I asked, “Should we—”

“No,” Ryan said. “Nope.”

I sat back down and took a sip of my big fat Foster’s. 

“That’s the best they’ve sounded all day,” Jens said.

“Excuse me?” Ryan’s dad said. He must’ve heard through the dog door between the kitchen and garage, left over from before Ryan’s mom took the dog. “You were saying?” He stepped into the kitchen with a big swollen knot on the side of his head and a red welt around one eye, wiping his hands on a washcloth. “Hi Ricky,” he said to me without taking his eyes off Jens.

“Hey Sal,” I said. 

Jens didn’t speak. He had a cigarette going. 

“Put that shit out in my house,” Sal said.

“Sorry,” Jens said, mashing it in a paper cup. “Ryan said—”

“It’s not Ryan’s house,” Sal said. “It’s my house. Ryan doesn’t work, Ryan doesn’t pay for shit. It’s Sal’s house.”

“You heard the man,” Ryan said, enjoying himself.

Sal mocked Jens with a high-pitched whine. “But, but Ryan said—Dumbass!” He opened the freezer and gathered ice cubes in the washcloth, wet it in the sink, and pressed it gingerly to his face while looking out the kitchen window. His shoulders started to shake, and for a confusing moment I thought he might be crying. But he was laughing. 

“What’s so funny?” Ryan said. 

“They keyed your car.” 

“Who?”

“My band.”

“Are you fucking serious?” He ran outside. 

Sal laughed and laughed, icing his face. His bandmates had mistaken Ryan’s car for his—it was the same model, a red Mazda Protégé, but newer and cleaner. “See, Ricky?” he said, pointing the ice at me. “Never assume.”

I smiled. “Band break-up?”

He frowned. “Huh? No, no.” He shook his head and looked out the window, suddenly serious. “I think this one might stick.”

From outside, Ryan called, “You’re paying for this, Sal.”

Sal just smiled and shook his head. He watched Ryan lovingly like that for a minute, with a kind of sad pride. The red welt around his eye had begun to purple.

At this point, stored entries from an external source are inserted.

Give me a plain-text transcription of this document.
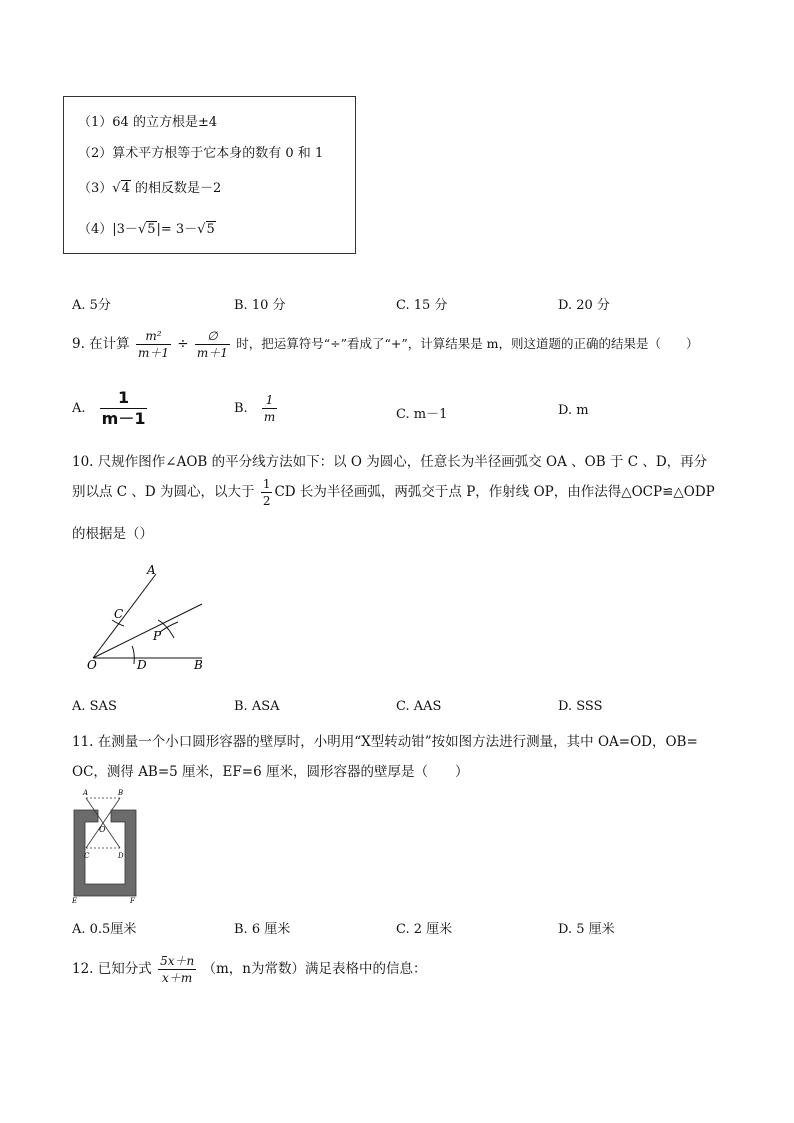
（1）64 的立方根是±4
（2）算术平方根等于它本身的数有 0 和 1
（3）√4 的相反数是－2
（4）|3－√5|= 3－√5
A. 5分	B. 10 分	C. 15 分	D. 20 分
9. 在计算 $\frac{\text{m²}}{m+1} \div \frac{\emptyset}{m+1}$ 时，把运算符号“÷”看成了“+”，计算结果是 m，则这道题的正确的结果是（　　）
A. $\frac{1}{m-1}$	B. $\frac{1}{m}$	C. m－1	D. m
10. 尺规作图作∠AOB 的平分线方法如下：以 O 为圆心，任意长为半径画弧交 OA 、OB 于 C 、D，再分
别以点 C 、D 为圆心，以大于 $\frac{1}{2}$ CD 长为半径画弧，两弧交于点 P，作射线 OP，由作法得△OCP≌△ODP
的根据是（）
A
C
P
O	D	B
A. SAS	B. ASA	C. AAS	D. SSS
11. 在测量一个小口圆形容器的壁厚时，小明用“X型转动钳”按如图方法进行测量，其中 OA=OD，OB=
OC，测得 AB=5 厘米，EF=6 厘米，圆形容器的壁厚是（　　）
A	B
O
C	D
E	F
A. 0.5厘米	B. 6 厘米	C. 2 厘米	D. 5 厘米
12. 已知分式 $\frac{5x+n}{x+m} (m$，n为常数）满足表格中的信息：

He walked over to the table where Jens sat, and took a Winston from his pack. 

“See Ricky,” he said, lighting the cigarette while Jens tried not to flinch, “the one mistake I made with Ryan—the one place I went wrong—was letting him do whatever he wanted, all the time, for his entire life. Don’t you think?”

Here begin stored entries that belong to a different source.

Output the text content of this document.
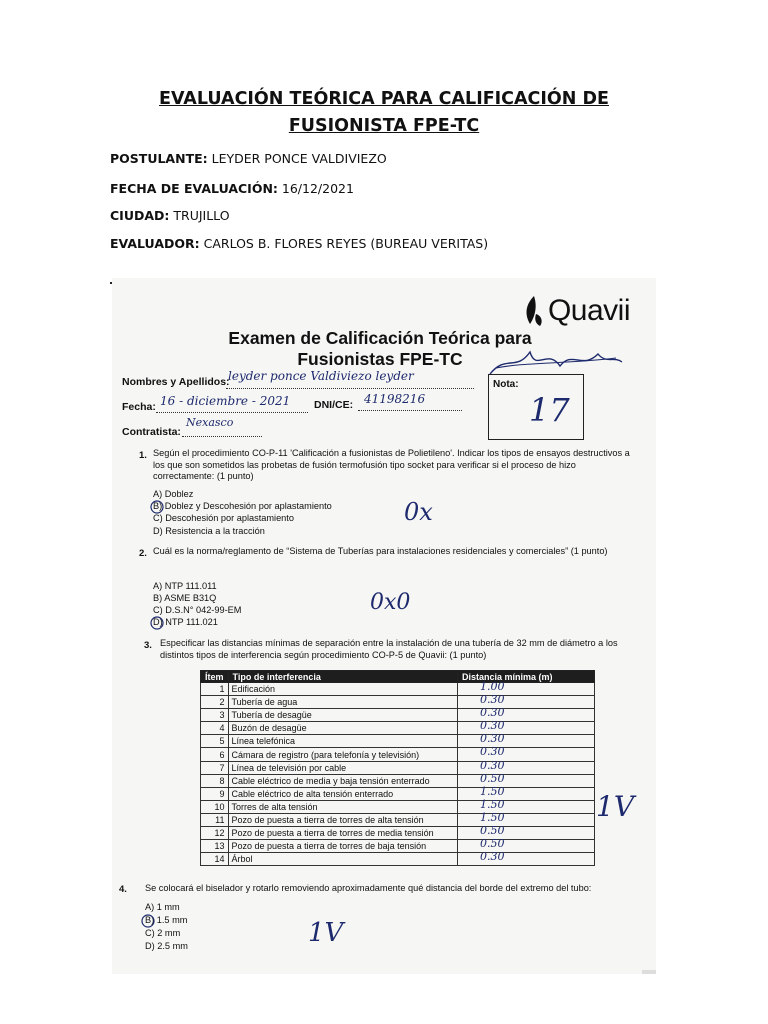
EVALUACIÓN TEÓRICA PARA CALIFICACIÓN DE FUSIONISTA FPE-TC
POSTULANTE: LEYDER PONCE VALDIVIEZO
FECHA DE EVALUACIÓN: 16/12/2021
CIUDAD: TRUJILLO
EVALUADOR: CARLOS B. FLORES REYES (BUREAU VERITAS)
Quavii
Examen de Calificación Teórica para Fusionistas FPE-TC
Nombres y Apellidos:
leyder ponce Valdiviezo leyder
Fecha: 16 - diciembre - 2021 DNI/CE: 41198216
Contratista:
Nexasco
Nota:
17
1. Según el procedimiento CO-P-11 'Calificación a fusionistas de Polietileno'. Indicar los tipos de ensayos destructivos a los que son sometidos las probetas de fusión termofusión tipo socket para verificar si el proceso de hizo correctamente: (1 punto)
A) Doblez
B) Doblez y Descohesión por aplastamiento
C) Descohesión por aplastamiento
D) Resistencia a la tracción
0x
2. Cuál es la norma/reglamento de “Sistema de Tuberías para instalaciones residenciales y comerciales” (1 punto)
A) NTP 111.011
B) ASME B31Q
C) D.S.N° 042-99-EM
D) NTP 111.021
0x0
3. Especificar las distancias mínimas de separación entre la instalación de una tubería de 32 mm de diámetro a los distintos tipos de interferencia según procedimiento CO-P-5 de Quavii: (1 punto)
Ítem	Tipo de interferencia	Distancia mínima (m)
1	Edificación	1.00

2	Tubería de agua	0.30

3	Tubería de desagüe	0.30

4	Buzón de desagüe	0.30

5	Línea telefónica	0.30

6	Cámara de registro (para telefonía y televisión)	0.30

7	Línea de televisión por cable	0.30

8	Cable eléctrico de media y baja tensión enterrado	0.50

9	Cable eléctrico de alta tensión enterrado	1.50

10	Torres de alta tensión	1.50

11	Pozo de puesta a tierra de torres de alta tensión	1.50

12	Pozo de puesta a tierra de torres de media tensión	0.50

13	Pozo de puesta a tierra de torres de baja tensión	0.50

14	Árbol	0.30
1V
4. Se colocará el biselador y rotarlo removiendo aproximadamente qué distancia del borde del extremo del tubo:
A) 1 mm
B) 1.5 mm
C) 2 mm
D) 2.5 mm	1V
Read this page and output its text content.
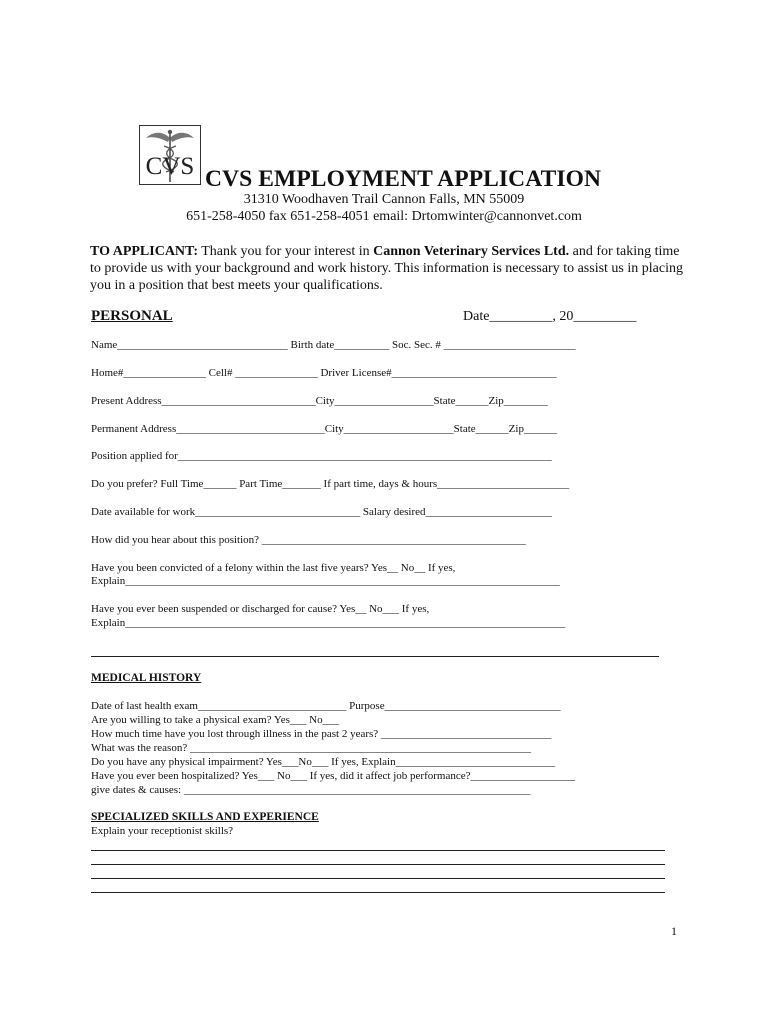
CVS CVS EMPLOYMENT APPLICATION
31310 Woodhaven Trail Cannon Falls, MN 55009
651-258-4050 fax 651-258-4051 email: Drtomwinter@cannonvet.com

TO APPLICANT: Thank you for your interest in Cannon Veterinary Services Ltd. and for taking time to provide us with your background and work history. This information is necessary to assist us in placing you in a position that best meets your qualifications.

PERSONAL	Date_________, 20_________
Name_______________________________ Birth date__________ Soc. Sec. # ________________________
Home#_______________ Cell# _______________ Driver License#______________________________
Present Address____________________________City__________________State______Zip________
Permanent Address___________________________City____________________State______Zip______
Position applied for____________________________________________________________________
Do you prefer? Full Time______ Part Time_______ If part time, days & hours________________________
Date available for work______________________________ Salary desired_______________________
How did you hear about this position? ________________________________________________
Have you been convicted of a felony within the last five years? Yes__ No__ If yes,
Explain_______________________________________________________________________________
Have you ever been suspended or discharged for cause? Yes__ No___ If yes,
Explain________________________________________________________________________________
MEDICAL HISTORY
Date of last health exam___________________________ Purpose________________________________
Are you willing to take a physical exam? Yes___ No___
How much time have you lost through illness in the past 2 years? _______________________________
What was the reason? ______________________________________________________________
Do you have any physical impairment? Yes___No___ If yes, Explain_____________________________
Have you ever been hospitalized? Yes___ No___ If yes, did it affect job performance?___________________
give dates & causes: _______________________________________________________________
SPECIALIZED SKILLS AND EXPERIENCE
Explain your receptionist skills?
1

This was by far the most he had ever said to me. He may have been concussed. I shrugged and said, “Ryan’s not so bad.”

Sal gave me a look like, Oh, come on.

“My dad used to put a spoon on the stove,” Jens said, “and burn me with it. On my stomach.” He looked embarrassed then, round cheeks flushing pink. I’m still not exactly sure why he told us that—if it was to let Sal off the hook, or to sound tough, or what. But whatever his intention, I could tell he regretted it before he was even finished, which was how I knew it was true. I was grateful he didn’t lift his shirt to show us. 

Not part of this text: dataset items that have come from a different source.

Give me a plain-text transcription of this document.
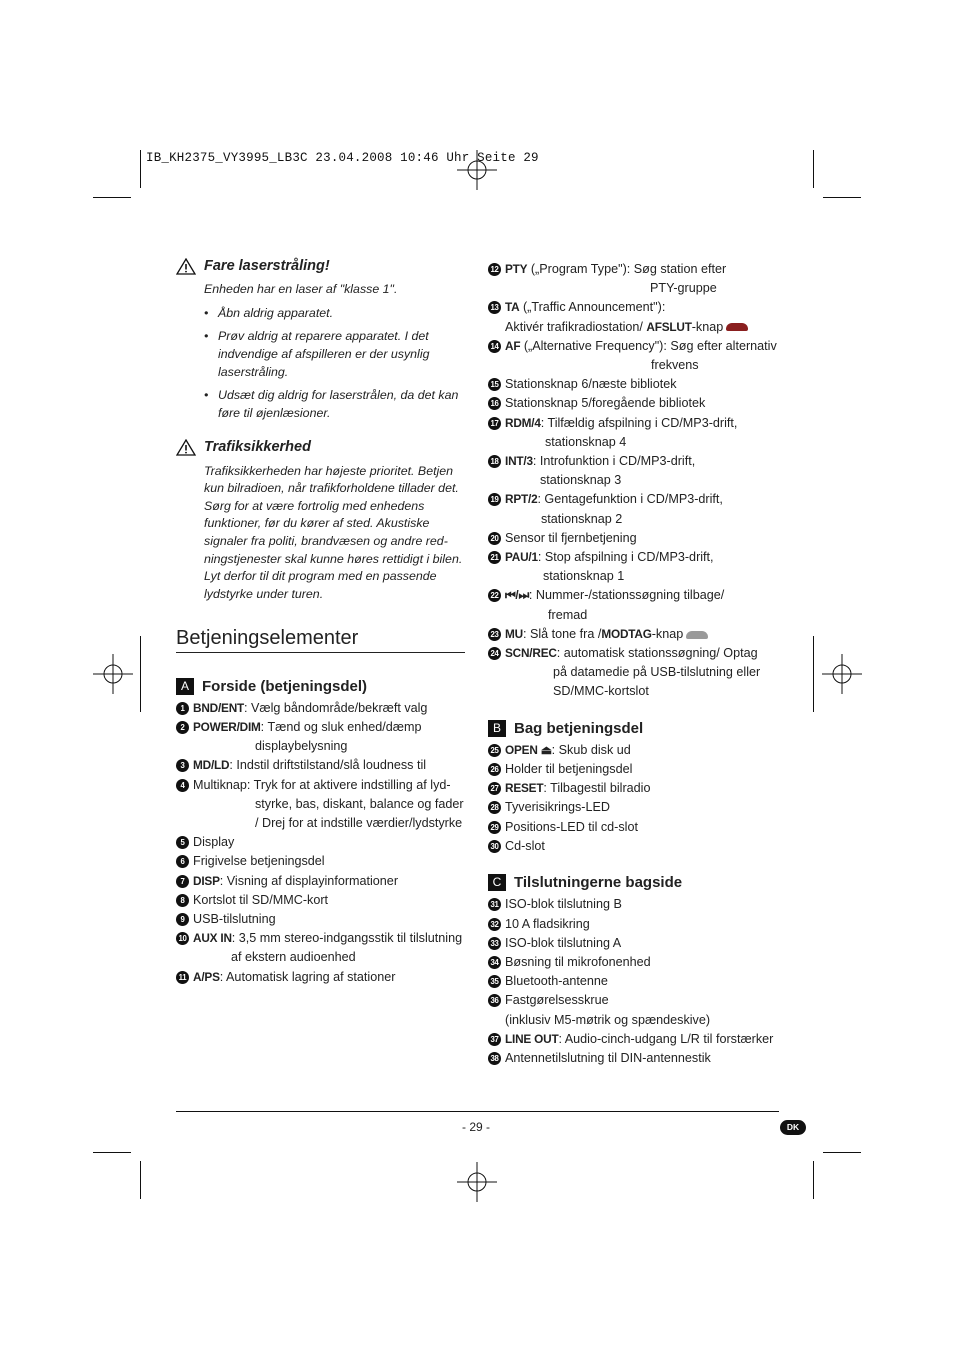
IB_KH2375_VY3995_LB3C 23.04.2008 10:46 Uhr Seite 29
Fare laserstråling!
Enheden har en laser af "klasse 1".
• Åbn aldrig apparatet.
• Prøv aldrig at reparere apparatet. I det indvendige af afspilleren er der usynlig laserstråling.
• Udsæt dig aldrig for laserstrålen, da det kan føre til øjenlæsioner.
Trafiksikkerhed
Trafiksikkerheden har højeste prioritet. Betjen kun bilradioen, når trafikforholdene tillader det. Sørg for at være fortrolig med enhedens funktioner, før du kører af sted. Akustiske signaler fra politi, brandvæsen og andre red-ningstjenester skal kunne høres rettidigt i bilen. Lyt derfor til dit program med en passende lydstyrke under turen.
Betjeningselementer
A Forside (betjeningsdel)
1 BND/ENT: Vælg båndområde/bekræft valg
2 POWER/DIM: Tænd og sluk enhed/dæmp
displaybelysning
3 MD/LD: Indstil driftstilstand/slå loudness til
4 Multiknap: Tryk for at aktivere indstilling af lyd-
styrke, bas, diskant, balance og fader / Drej for at indstille værdier/lydstyrke
5 Display
6 Frigivelse betjeningsdel
7 DISP: Visning af displayinformationer
8 Kortslot til SD/MMC-kort
9 USB-tilslutning
10 AUX IN: 3,5 mm stereo-indgangsstik til tilslutning
af ekstern audioenhed
11 A/PS: Automatisk lagring af stationer
12 PTY („Program Type"): Søg station efter
PTY-gruppe
13 TA („Traffic Announcement"):
Aktivér trafikradiostation/ AFSLUT-knap
14 AF („Alternative Frequency"): Søg efter alternativ
frekvens
15 Stationsknap 6/næste bibliotek
16 Stationsknap 5/foregående bibliotek
17 RDM/4: Tilfældig afspilning i CD/MP3-drift,
stationsknap 4
18 INT/3: Introfunktion i CD/MP3-drift,
stationsknap 3
19 RPT/2: Gentagefunktion i CD/MP3-drift,
stationsknap 2
20 Sensor til fjernbetjening
21 PAU/1: Stop afspilning i CD/MP3-drift,
stationsknap 1
22 ⏮/⏭: Nummer-/stationssøgning tilbage/
fremad
23 MU: Slå tone fra /MODTAG-knap
24 SCN/REC: automatisk stationssøgning/ Optag
på datamedie på USB-tilslutning eller SD/MMC-kortslot
B Bag betjeningsdel
25 OPEN ⏏: Skub disk ud
26 Holder til betjeningsdel
27 RESET: Tilbagestil bilradio
28 Tyverisikrings-LED
29 Positions-LED til cd-slot
30 Cd-slot
C Tilslutningerne bagside
31 ISO-blok tilslutning B
32 10 A fladsikring
33 ISO-blok tilslutning A
34 Bøsning til mikrofonenhed
35 Bluetooth-antenne
36 Fastgørelsesskrue
(inklusiv M5-møtrik og spændeskive)
37 LINE OUT: Audio-cinch-udgang L/R til forstærker
38 Antennetilslutning til DIN-antennestik
- 29 -	DK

Sal took the ice down from his eye and looked at it in one hand. Maybe he was thinking about Jens’s stomach, or some other burn he’d seen in his time as a firefighter. All he said was, “I’m sorry to hear that.”

You have to hold somebody still to burn them like that. That’s what I was thinking about when Ryan came back in, saying maybe he’d get some stripes on the Protégé if it needed paint anyway. 

The rest of the day went about how I’d expected. Parks, parking lots. But I left when it got dark out, because I’d realized I wanted to. I didn’t lie and say I was going to meet up with Sammi, or that I had work early. I just told Ryan and Jens I was going home, and I did. They could only give me so much shit in the few seconds it took me to mount my bike. It was the last time I saw either of them on purpose.  

And biking home, I thought of the dancer from the boardwalk again, except this time he wasn’t on the boardwalk. He was biking home just like me, to a little house near the airport with a crabgrass front lawn, old but well-kept. Getting inside and seeing his mom and dad, who maybe hadn’t shown a whole lot of interest in the direction of his life, but also hadn’t spoiled him rotten or held him down and burned him. Just sitting down between his dead-average parents who cared about him in their own quiet way, and watching some TV. Laying low but paying close attention in case an idea came, because he wasn’t so old he couldn’t start something new. I thought, okay. Maybe that’s who I am.